Droits des marques : la marque “Brexit” refusée à l’enregistrement
J’essaie toujours, comme vous le savez, de coller à l’actualité. C’est ainsi que j’ai été amené à vous parler des marques déposées en lien avec les gilets jaunes.
Au lendemain du troisième vote de refus au Parlement britannique de l’accord sur la sortie de l’Union européenne, je vous propose aujourd’hui d’évoquer la marque “Brexit”.
Le 30 janvier dernier, la Grande Chambre de Recours de l’EUIPO a refusé l’enregistrement de la marque “Brexit” (reproduite ci-après) au motif que le terme “Brexit” n’est pas apte à remplir la fonction essentielle d’une marque, à savoir distinguer les produits et les services d’une entreprise de ceux d’une autre entreprise.
Pour justifier cette conclusion, la Grande Chambre de Recours de l’EUIPO considère que le public pertinent ne verra pas le terme “Brexit” comme une marque (en l’occurence, comme une marque de boissons énergétiques et de bières) mais simplement “comme une référence au processus de sortie du Royaume-Uni de l’UE”.
Les paragraphes 50 et 51 de cette décision sont très intéressants à cet égard :
“50. La grande chambre de recours estime que puisque les consommateurs connaissaient la signification du mot « Brexit » à la date considérée, à savoir un événement relatif à un processus historique et politique, la marque, qui combine le mot au drapeau du Royaume-Uni, serait perçue par les consommateurs, une fois appliquée sur des cannettes et des bouteilles de boissons, uniquement comme une désignation de cet événement, occultant dès lors toute possibilité qu’elle soit perçue comme une indication de l’origine industrielle ou commerciale spécifique des produits.
51. Déjà à la date du dépôt de la demande, le mot « Brexit » était si bien connu des consommateurs comme étant le nom d’un événement de nature historique et politique qu’il ne serait pas associé, de prime abord, à des produits spécifiques émanant d’un commerçant en particulier ; en d’autres termes, il ne serait pas perçu comme le nom de la marque d’un produit”.

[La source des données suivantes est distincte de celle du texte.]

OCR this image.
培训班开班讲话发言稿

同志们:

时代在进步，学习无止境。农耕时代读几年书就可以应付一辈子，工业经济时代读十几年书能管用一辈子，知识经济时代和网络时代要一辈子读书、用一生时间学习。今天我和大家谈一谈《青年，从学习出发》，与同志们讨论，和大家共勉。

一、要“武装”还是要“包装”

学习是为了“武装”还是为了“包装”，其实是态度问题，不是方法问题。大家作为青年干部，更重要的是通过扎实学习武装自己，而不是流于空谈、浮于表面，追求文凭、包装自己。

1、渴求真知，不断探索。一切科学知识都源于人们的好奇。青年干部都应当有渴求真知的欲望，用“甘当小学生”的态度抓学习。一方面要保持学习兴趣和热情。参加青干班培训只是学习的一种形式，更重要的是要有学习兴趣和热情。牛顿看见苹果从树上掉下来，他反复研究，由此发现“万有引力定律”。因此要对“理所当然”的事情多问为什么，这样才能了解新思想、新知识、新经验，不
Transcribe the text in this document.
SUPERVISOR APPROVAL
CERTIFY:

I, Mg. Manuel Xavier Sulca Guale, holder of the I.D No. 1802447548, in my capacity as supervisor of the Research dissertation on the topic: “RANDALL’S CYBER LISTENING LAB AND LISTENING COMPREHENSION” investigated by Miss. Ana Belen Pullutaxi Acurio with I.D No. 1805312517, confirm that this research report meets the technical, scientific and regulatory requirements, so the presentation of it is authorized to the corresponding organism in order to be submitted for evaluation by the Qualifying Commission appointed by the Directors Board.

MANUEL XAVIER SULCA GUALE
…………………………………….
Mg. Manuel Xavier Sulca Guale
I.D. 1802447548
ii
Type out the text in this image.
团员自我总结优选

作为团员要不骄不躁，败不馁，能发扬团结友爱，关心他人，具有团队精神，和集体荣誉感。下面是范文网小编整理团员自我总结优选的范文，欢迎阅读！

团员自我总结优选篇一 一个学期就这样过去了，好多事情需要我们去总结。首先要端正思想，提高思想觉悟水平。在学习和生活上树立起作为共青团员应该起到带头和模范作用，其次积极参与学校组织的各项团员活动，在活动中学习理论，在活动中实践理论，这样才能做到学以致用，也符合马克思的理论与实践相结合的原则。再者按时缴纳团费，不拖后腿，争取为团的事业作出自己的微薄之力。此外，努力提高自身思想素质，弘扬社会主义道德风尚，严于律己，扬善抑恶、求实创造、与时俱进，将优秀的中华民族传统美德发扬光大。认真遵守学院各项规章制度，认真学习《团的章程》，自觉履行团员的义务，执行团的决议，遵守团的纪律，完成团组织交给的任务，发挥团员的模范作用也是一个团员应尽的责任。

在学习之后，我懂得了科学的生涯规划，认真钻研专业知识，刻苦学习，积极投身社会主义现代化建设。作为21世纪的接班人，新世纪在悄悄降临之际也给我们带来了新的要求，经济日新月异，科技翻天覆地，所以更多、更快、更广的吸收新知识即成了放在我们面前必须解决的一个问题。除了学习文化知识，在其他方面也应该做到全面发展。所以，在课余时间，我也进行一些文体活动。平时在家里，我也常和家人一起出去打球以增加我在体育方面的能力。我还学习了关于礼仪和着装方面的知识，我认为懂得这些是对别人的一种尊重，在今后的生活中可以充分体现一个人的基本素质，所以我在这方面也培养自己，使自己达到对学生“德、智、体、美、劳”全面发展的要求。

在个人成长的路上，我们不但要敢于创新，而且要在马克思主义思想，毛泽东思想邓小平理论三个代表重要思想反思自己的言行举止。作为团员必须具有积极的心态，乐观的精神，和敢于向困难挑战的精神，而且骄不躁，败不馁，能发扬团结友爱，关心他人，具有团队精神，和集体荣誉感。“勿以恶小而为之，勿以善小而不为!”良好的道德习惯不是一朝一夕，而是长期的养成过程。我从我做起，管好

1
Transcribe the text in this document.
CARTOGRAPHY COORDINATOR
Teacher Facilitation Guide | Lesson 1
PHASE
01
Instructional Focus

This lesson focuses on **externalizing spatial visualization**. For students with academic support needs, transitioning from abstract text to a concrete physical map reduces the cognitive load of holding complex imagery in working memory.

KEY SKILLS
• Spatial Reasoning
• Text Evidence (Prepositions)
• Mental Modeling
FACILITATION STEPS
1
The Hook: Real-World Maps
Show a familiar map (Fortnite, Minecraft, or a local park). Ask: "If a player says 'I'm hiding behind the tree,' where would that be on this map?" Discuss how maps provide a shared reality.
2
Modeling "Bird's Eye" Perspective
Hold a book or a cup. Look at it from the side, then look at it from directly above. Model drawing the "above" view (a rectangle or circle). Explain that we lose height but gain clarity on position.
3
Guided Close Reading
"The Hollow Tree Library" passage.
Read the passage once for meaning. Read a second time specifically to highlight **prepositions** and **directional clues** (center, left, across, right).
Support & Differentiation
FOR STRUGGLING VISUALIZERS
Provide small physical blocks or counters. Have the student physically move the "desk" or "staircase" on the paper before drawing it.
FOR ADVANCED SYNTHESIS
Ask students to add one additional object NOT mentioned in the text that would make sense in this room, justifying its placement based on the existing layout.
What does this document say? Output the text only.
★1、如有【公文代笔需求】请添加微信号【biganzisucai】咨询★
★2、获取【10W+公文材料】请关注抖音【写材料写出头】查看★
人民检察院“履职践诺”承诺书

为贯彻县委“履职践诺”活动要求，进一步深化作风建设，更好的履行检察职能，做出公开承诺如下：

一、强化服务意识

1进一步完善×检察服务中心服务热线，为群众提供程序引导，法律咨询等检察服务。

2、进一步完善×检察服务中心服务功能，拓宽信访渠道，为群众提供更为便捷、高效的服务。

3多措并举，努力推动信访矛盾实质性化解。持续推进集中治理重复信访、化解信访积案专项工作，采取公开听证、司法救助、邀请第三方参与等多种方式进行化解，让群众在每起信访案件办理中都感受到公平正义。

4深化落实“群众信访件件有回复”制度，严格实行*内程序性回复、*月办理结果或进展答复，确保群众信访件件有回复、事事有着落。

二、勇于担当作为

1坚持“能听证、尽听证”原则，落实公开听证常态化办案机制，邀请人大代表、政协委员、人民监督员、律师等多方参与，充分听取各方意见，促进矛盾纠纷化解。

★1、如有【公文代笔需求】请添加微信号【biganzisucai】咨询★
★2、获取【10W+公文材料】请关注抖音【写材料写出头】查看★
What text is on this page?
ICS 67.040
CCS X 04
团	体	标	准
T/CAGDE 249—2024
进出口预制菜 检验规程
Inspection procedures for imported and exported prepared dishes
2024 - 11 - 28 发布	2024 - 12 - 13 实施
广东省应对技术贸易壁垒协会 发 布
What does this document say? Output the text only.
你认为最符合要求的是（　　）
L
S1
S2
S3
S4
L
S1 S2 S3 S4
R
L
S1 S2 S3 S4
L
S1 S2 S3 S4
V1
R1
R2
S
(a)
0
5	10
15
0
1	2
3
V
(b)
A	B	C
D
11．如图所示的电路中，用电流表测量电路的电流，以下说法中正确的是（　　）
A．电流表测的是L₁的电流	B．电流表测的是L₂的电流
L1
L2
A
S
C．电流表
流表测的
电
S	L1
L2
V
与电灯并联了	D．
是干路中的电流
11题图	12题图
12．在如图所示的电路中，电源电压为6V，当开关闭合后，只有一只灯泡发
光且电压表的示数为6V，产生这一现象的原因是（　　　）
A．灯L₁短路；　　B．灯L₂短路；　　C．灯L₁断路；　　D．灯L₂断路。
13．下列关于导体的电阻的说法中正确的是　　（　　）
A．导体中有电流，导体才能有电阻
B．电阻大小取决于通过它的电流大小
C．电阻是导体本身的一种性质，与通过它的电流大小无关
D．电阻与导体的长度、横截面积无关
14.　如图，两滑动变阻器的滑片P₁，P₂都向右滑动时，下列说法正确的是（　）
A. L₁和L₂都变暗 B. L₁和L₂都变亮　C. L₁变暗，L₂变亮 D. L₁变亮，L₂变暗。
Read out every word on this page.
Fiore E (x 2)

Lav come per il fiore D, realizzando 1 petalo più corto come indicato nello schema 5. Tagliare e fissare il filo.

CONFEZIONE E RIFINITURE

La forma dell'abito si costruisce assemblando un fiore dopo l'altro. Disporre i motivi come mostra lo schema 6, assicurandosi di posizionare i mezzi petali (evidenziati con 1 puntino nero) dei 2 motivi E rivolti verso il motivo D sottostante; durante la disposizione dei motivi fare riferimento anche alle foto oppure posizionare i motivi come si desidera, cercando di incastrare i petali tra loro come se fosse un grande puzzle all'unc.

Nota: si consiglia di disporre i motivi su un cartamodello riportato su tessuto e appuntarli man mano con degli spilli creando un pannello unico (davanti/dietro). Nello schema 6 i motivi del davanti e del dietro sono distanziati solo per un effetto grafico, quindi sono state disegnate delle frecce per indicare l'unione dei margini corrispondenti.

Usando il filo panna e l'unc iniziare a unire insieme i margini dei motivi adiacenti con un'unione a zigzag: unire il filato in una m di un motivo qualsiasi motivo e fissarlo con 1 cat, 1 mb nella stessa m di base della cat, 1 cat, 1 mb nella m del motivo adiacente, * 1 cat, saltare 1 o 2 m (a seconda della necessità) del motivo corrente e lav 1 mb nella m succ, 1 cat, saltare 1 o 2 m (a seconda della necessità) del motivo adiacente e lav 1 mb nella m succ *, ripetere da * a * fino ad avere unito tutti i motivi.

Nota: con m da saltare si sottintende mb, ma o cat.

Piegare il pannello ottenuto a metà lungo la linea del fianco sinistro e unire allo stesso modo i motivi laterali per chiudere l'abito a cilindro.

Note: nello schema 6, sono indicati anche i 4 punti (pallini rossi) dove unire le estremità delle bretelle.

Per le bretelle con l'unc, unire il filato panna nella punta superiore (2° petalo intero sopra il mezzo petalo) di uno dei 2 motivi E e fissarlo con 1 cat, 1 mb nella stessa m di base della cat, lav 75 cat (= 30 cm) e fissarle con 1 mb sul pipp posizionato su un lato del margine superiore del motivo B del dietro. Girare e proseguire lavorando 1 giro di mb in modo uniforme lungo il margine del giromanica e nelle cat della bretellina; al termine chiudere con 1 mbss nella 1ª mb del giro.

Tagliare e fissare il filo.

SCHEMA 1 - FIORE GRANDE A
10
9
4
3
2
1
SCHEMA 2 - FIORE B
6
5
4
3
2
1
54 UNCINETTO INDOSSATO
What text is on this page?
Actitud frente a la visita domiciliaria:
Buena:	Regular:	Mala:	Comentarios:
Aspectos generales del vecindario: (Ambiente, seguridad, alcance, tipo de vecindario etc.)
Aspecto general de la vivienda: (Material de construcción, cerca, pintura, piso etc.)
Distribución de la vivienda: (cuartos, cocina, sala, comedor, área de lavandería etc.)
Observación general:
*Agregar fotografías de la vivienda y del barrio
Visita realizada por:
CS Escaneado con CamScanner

La Grande Chambre de Recours de l’EUIPO considère également (au paragraphe 56 de sa décision) que les éléments figuratifs présents dans la marque “Brexit” en cause ne changent rien à cette analyse, dès lors que ces éléments figuratifs ne sont pas distinctifs : “ces éléments ne possèdent aucune caractéristique visuellement accrocheuse qui rende la marque mémorable au point de la doter, dans son ensemble, d’un caractère distinctif”.
Pire, nous dit la Grande Chambre de Recours, “la présence de l’arrière-plan évoquant l’Union Jack accentue simplement le contenu sémantique véhiculé par l’élément verbal « BREXiT »”.
Il me semble que cette façon de raisonner doit être approuvée et qu’elle devrait conduire à la même solution pour une marque du type “gilets jaunes”.
Comme je l’écrivais d’ailleurs ici :
“Je doute que l’expression “gilets jaunes” ait encore la capacité à être perçue comme une “marque”. En effet, l’expression “gilets jaunes” est devenue extrêmement “banale”, “habituelle” et elle est “entrée dans la langue”, ce qui peut en tant que tel constituer un obstacle à son appropriation exclusive, à titre de marque, par un opérateur économique ou par un individu. Qui parmi le public percevra les mots “gilets jaunes” comme une marque et non pas comme une expression banale, entrée dans le langage courant ? Or, si le public ne perçoit pas un signe comme une marque, cette marque n’est pas apte à remplir sa fonction”.